Aujourd’hui à 18:44, mis à jour à 18:48

Temps de lecture : 3 min

Arpentant la salle d'audience où siège la cour criminelle de Vaucluse (sud) depuis le 2 septembre, Me Louis-Alain Lemaire a répété qu'il aurait "vivement souhaité un procès à huis clos, pour que les débats n'aient pas été pollués par la 'vox populi'", notamment ces manifestantes qui ont "sali les murs d'Avignon" en y affichant des slogans tels que "Vingt ans pour tous", la peine maximale encourue par les accusés.

L'avocat, qui défend quatre de la cinquantaine d'hommes accusés d'avoir violé Gisèle Pelicot, préalablement sédatée par son désormais ex-mari Dominique à leur domicile de Mazan, reproche au ministère public des réquisitions "déraisonnables, incohérentes et surtout injustes".

"Quelle cohérence?"

"Jacques C., envers qui on ne peut pas retenir un acte de pénétration: 10 années de réclusion. Romain V. (venu six fois), 18 ans, à peine deux de moins que pour Dominique Pelicot. Quelle cohérence ? Cendric V., 14 années, Lionel R., 12 ans: quelles proportions ?", a tonné Me Lemaire.

Dominique Pelicot, qui plaide coupable, assure depuis son arrestation en novembre 2020 que tous les hommes venus à Mazan étaient parfaitement au courant qu'il droguait sa femme à son insu, ce que pratiquement tous contestent.

"Génie de la manipulation"

"Celui qui a pu tromper sa propre femme pendant 10 ans, n'a-t-il pas pu également manipuler ces hommes", en leur faisant gober le scénario d'un "couple échangiste à la recherche d'un homme ?", demande Me Lemaire.

"Alors oui, dans la chambre, ils auraient dû faire preuve de discernement.
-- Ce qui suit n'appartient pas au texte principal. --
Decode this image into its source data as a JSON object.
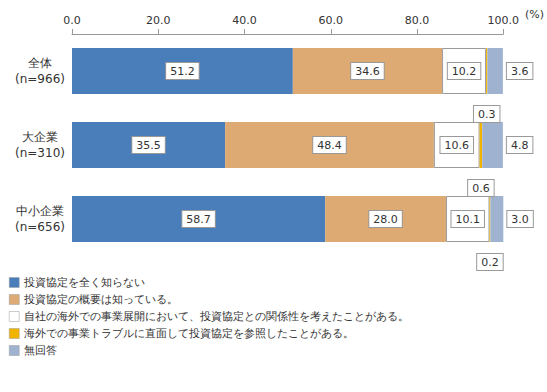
{
  "chart_data": {
    "type": "bar",
    "orientation": "horizontal",
    "stacked": true,
    "data_labels": true,
    "grid": false,
    "legend": "bottom-left",
    "xlabel": "(%)",
    "categories": [
      "全体\n(n=966)",
      "大企業\n(n=310)",
      "中小企業\n(n=656)"
    ],
    "xlim": [
      0,
      100
    ],
    "xticks": [
      {
        "value": 0,
        "label": "0.0"
      },
      {
        "value": 20,
        "label": "20.0"
      },
      {
        "value": 40,
        "label": "40.0"
      },
      {
        "value": 60,
        "label": "60.0"
      },
      {
        "value": 80,
        "label": "80.0"
      },
      {
        "value": 100,
        "label": "100.0"
      }
    ],
    "series": [
      {
        "name": "投資協定を全く知らない",
        "color": "#4a7ebb",
        "values": [
          51.2,
          35.5,
          58.7
        ],
        "value_labels": [
          "51.2",
          "35.5",
          "58.7"
        ]
      },
      {
        "name": "投資協定の概要は知っている。",
        "color": "#dcaa72",
        "values": [
          34.6,
          48.4,
          28.0
        ],
        "value_labels": [
          "34.6",
          "48.4",
          "28.0"
        ]
      },
      {
        "name": "自社の海外での事業展開において、投資協定との関係性を考えたことがある。",
        "color": "#ffffff",
        "values": [
          10.2,
          10.6,
          10.1
        ],
        "value_labels": [
          "10.2",
          "10.6",
          "10.1"
        ]
      },
      {
        "name": "海外での事業トラブルに直面して投資協定を参照したことがある。",
        "color": "#f0b400",
        "values": [
          0.3,
          0.6,
          0.2
        ],
        "value_labels": [
          "0.3",
          "0.6",
          "0.2"
        ]
      },
      {
        "name": "無回答",
        "color": "#9fb3d1",
        "values": [
          3.6,
          4.8,
          3.0
        ],
        "value_labels": [
          "3.6",
          "4.8",
          "3.0"
        ]
      }
    ]
  }
}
Pour certains, ils l'ont eu assez vite, d'autres sont restés, ou y sont même retournés", soutient l'avocat, pour qui le "discernement" de ses clients avait été "aboli" par "ce génie de la manipulation qu'est Dominique Pelicot".
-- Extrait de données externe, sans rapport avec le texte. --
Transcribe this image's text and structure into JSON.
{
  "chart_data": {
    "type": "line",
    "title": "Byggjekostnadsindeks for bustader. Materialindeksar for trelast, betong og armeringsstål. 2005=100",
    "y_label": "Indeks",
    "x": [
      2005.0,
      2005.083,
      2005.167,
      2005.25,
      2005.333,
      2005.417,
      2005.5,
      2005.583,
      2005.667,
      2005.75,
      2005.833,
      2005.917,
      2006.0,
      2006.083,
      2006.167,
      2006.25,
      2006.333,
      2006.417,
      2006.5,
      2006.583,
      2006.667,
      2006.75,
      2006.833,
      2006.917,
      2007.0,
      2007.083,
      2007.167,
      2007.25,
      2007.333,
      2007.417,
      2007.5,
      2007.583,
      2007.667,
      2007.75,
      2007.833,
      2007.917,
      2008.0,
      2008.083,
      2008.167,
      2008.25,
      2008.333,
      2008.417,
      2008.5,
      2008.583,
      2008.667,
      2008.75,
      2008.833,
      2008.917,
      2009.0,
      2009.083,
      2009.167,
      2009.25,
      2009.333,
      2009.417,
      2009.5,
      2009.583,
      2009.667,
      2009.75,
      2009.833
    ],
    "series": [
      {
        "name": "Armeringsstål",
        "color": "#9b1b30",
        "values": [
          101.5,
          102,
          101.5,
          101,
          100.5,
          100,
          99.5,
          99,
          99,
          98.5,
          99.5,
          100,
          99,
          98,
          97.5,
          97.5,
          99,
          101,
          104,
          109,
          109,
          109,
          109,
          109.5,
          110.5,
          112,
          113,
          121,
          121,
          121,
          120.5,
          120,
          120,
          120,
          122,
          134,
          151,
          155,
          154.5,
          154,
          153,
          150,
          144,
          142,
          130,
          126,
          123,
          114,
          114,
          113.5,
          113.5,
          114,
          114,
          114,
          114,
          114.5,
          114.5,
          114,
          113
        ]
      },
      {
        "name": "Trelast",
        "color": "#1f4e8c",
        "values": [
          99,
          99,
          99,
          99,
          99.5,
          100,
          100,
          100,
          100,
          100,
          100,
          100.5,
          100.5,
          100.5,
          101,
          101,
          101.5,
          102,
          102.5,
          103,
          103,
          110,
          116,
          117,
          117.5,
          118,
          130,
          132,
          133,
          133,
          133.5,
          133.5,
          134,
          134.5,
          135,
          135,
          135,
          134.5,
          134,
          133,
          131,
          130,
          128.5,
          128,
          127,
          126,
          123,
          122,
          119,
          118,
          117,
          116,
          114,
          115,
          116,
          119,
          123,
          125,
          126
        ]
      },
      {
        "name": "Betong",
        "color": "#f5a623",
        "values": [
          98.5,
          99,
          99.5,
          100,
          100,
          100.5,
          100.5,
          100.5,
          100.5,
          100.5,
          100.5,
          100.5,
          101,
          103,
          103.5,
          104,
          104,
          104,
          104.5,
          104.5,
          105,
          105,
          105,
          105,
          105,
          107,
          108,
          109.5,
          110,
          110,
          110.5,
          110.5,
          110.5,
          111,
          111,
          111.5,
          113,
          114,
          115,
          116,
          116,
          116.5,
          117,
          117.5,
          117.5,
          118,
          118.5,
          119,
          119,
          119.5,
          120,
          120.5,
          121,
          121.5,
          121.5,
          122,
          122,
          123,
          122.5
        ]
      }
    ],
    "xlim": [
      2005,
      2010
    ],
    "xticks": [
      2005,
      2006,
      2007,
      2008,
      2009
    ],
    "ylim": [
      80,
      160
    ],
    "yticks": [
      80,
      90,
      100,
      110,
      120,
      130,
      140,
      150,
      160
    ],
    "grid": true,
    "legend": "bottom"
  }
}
Absence "d'intention criminelle"

Et d'estimer qu'en l'absence "d'intention criminelle", la cour devra prononcer leur acquittement.

Charly A., 30 ans, s'est lui aussi rendu six fois chez le couple Pelicot. "En sept minutes 38 secondes, on a balayé le dossier et posé 16 ans", a déploré son avocat, Christophe Huguenin-Virchau.

"La seule question qui vaut la peine: était-il conscient qu'il était en train de commettre un viol, avait-il l'intention de commettre un viol ?", interroge Me Huguenin-Virchau, répondant lui aussi par la négative. "Alors j'ose le mot tabou: acquittement. Et je vous demande de le prononcer".

C'est également "avec ferveur" que Me Caroline Beveraggi plaide l'acquittement pour Patrice N., un électricien de 55 ans contre qui 12 ans de réclusion ont été requis.

"La folie d'un seul homme"

"Et donc voilà encore un crétin qui commet un crime et accepte d'être filmé ?", lance l'avocate. Non, son client était "à mille lieues d'imaginer être en présence du plus grand pervers de la décennie" et de concevoir que sa femme était droguée.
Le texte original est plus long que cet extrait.